Figure S15. Available marine area (a, d, g), protected marine area (b, e, h) and the percentage area protected (c, f, h) of each pairwise combination of the biophysical variables (sea surface temperature vs. salinity, sea surface temperature vs. bathymetry, salinity vs. bathymetry) based on the equally-spaced bins shown in Figure S12. The percentage area protected was calculated considering all protection categories (I-II, III-IV, V-VI and non-designated) together.

Figure S16. Maps of the percentage of terrestrial realm protected by each biophysical condition ((a) temperature, (b) precipitation and (c) elevation) and their pairwise combinations ((d) temperature and precipitation, (e) temperature and elevation, (f) precipitation and elevation). The percentage area protected is based on the equally-spaced bins (1°/100mm/100m) shown in Figure S12, S13 and was calculated considering all protection categories (I-II, III-IV, V-VI and non-designated) together. Given that the percentage area protected is not-normally distributed, the color legend is divided into 12 intervals reflecting a log10-transformed continuous scale. Maps are in Mollweide projection (ESRI:54009).
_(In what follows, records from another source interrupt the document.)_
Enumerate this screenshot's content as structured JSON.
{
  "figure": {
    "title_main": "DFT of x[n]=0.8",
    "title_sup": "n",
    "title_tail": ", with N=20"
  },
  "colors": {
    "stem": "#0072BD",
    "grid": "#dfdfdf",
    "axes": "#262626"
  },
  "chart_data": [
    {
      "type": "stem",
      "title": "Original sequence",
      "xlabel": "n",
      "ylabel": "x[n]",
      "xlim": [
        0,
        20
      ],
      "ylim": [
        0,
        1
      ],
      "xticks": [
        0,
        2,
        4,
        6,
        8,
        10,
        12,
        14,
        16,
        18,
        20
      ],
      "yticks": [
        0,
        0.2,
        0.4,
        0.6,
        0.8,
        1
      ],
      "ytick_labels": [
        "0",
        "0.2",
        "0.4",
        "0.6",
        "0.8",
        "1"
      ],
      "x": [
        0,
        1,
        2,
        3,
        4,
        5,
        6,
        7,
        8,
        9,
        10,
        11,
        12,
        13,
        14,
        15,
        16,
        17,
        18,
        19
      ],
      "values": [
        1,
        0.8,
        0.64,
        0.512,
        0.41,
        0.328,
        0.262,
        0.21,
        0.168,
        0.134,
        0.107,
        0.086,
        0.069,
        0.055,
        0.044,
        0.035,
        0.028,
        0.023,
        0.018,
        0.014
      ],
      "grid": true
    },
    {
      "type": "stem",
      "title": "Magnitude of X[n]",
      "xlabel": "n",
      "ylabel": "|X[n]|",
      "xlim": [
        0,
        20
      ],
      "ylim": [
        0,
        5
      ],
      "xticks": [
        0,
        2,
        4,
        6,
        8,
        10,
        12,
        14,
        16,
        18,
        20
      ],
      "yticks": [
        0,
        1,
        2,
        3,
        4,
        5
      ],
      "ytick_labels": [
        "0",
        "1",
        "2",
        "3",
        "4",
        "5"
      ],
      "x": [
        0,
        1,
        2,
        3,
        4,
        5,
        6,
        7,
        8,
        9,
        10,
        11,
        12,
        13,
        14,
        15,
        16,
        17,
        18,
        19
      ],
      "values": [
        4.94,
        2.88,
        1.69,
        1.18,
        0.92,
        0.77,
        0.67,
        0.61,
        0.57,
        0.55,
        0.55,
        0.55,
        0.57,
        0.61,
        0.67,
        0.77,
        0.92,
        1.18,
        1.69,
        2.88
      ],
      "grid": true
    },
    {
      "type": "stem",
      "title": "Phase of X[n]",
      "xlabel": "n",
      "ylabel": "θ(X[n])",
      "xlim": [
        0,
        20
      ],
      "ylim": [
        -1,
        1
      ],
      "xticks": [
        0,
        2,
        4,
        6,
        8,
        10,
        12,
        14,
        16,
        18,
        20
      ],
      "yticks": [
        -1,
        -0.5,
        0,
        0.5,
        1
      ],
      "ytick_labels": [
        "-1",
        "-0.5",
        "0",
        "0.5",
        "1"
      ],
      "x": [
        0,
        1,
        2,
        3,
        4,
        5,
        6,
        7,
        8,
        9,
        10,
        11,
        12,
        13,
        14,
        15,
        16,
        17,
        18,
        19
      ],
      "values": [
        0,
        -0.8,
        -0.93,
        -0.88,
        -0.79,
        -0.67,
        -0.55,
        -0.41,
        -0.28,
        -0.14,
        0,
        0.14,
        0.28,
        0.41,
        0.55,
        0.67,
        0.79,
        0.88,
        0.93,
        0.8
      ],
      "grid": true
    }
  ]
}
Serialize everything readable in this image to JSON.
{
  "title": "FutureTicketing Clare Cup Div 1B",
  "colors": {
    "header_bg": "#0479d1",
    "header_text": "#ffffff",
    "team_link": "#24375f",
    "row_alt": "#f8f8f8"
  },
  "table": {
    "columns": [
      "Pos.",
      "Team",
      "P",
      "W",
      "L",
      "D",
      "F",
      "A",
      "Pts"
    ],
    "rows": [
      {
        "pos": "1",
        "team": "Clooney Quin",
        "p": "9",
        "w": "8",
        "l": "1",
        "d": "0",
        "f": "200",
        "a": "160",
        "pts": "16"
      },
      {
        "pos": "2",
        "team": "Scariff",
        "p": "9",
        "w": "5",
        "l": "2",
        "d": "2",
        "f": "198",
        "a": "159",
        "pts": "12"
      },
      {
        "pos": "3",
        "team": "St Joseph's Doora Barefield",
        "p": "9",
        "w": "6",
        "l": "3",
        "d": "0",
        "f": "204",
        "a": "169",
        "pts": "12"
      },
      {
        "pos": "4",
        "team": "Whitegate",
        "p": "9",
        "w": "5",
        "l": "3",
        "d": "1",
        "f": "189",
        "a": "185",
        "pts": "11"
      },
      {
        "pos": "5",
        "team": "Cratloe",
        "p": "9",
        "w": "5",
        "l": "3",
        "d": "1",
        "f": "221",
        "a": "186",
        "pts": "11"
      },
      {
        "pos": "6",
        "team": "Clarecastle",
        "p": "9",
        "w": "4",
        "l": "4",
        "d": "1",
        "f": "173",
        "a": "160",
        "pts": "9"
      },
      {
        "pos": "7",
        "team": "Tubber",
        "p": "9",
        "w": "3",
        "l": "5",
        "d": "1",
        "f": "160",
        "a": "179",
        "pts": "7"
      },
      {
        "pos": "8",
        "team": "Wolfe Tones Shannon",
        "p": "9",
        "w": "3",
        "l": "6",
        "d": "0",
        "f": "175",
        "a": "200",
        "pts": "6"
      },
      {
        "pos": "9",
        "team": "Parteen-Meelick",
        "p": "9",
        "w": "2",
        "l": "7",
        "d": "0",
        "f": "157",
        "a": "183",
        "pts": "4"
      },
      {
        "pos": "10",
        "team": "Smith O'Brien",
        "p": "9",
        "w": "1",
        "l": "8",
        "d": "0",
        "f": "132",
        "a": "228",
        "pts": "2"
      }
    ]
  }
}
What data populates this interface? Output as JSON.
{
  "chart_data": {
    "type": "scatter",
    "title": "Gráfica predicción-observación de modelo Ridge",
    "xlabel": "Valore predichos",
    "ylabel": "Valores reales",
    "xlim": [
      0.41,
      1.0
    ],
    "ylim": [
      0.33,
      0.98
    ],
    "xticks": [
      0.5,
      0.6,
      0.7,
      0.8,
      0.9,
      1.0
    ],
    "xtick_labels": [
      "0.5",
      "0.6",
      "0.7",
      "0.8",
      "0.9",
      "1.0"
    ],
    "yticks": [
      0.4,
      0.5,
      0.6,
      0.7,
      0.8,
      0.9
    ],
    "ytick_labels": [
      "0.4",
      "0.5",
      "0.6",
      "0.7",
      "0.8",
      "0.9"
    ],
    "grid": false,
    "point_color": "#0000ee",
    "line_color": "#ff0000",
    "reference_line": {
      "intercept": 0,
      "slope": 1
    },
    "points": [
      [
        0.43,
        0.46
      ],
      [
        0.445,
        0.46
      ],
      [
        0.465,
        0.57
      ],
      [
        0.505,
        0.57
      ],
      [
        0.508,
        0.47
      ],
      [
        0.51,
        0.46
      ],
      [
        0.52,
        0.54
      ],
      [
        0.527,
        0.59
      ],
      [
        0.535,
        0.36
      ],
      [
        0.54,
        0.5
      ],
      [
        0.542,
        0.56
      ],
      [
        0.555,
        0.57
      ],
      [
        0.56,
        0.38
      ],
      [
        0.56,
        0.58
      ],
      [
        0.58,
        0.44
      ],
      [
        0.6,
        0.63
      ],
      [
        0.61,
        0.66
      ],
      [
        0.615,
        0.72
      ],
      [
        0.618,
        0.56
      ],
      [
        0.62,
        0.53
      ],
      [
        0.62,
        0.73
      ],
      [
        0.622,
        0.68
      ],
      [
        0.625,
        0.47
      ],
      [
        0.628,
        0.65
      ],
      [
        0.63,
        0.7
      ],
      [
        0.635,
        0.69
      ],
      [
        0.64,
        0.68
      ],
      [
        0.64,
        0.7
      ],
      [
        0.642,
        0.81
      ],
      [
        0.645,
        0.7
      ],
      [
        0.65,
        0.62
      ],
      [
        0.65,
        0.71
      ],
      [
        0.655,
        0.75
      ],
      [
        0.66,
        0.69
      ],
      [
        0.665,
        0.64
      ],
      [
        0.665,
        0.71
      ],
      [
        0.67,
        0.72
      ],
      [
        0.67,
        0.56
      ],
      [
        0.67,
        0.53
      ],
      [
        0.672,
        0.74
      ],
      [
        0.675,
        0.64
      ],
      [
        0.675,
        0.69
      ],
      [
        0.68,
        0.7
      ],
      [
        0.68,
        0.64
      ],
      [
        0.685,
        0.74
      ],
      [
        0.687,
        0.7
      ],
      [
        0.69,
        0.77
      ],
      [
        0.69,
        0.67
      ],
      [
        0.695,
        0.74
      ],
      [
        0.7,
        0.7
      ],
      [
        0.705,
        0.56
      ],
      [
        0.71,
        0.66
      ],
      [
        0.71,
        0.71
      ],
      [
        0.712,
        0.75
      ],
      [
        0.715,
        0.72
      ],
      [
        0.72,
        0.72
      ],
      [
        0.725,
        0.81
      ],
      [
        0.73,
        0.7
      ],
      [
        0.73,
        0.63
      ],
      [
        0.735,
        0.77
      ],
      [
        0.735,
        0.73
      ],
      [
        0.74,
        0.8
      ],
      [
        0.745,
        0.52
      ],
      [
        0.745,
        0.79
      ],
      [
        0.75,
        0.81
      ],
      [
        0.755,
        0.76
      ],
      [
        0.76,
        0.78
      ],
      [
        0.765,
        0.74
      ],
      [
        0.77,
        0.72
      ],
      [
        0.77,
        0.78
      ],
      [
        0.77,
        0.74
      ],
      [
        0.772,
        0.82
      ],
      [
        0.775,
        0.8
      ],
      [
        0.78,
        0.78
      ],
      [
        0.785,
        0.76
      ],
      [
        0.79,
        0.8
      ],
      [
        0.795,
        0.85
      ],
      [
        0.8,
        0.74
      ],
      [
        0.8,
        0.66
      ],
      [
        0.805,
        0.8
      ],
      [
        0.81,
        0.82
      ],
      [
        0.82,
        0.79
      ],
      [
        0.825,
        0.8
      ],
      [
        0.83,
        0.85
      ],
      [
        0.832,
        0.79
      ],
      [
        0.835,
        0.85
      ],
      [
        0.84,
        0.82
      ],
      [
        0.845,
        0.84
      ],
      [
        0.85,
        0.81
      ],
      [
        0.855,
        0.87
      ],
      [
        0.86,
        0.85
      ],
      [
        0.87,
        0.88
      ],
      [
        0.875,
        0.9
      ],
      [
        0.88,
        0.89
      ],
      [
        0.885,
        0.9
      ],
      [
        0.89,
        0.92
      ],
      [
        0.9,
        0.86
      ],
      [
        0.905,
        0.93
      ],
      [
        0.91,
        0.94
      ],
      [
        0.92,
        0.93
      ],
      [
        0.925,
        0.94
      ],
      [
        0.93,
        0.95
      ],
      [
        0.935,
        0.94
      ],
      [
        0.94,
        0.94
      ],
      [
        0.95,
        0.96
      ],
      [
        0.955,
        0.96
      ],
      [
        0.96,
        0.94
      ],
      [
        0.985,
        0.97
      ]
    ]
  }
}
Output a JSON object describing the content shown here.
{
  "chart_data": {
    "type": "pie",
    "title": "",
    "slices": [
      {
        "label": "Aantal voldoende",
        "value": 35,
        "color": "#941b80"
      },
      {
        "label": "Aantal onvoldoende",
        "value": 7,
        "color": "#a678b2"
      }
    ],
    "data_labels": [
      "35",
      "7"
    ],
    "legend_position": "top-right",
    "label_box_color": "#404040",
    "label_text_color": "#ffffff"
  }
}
Figure S17. Maps of the percentage of the marine realm protected by each biophysical condition ((a) SST, (b) Salinity and (c) Bathymetry) and their pairwise combinations ((d) SST and Salinity, (e) SST and Bathymetry, (f) SSS and Bathymetry). The percentage area protected is based on the equally-spaced bins (1°/1psu/100m) shown in Figure S12, S13 and was calculated considering all protection categories (I-II, III-IV, V-VI and non-designated) together. Given that the percentage area protected is not-normally distributed, the color legend is divided into 12 intervals reflecting a log10-transformed continuous scale. Maps are in Mollweide projection (ESRI:54009).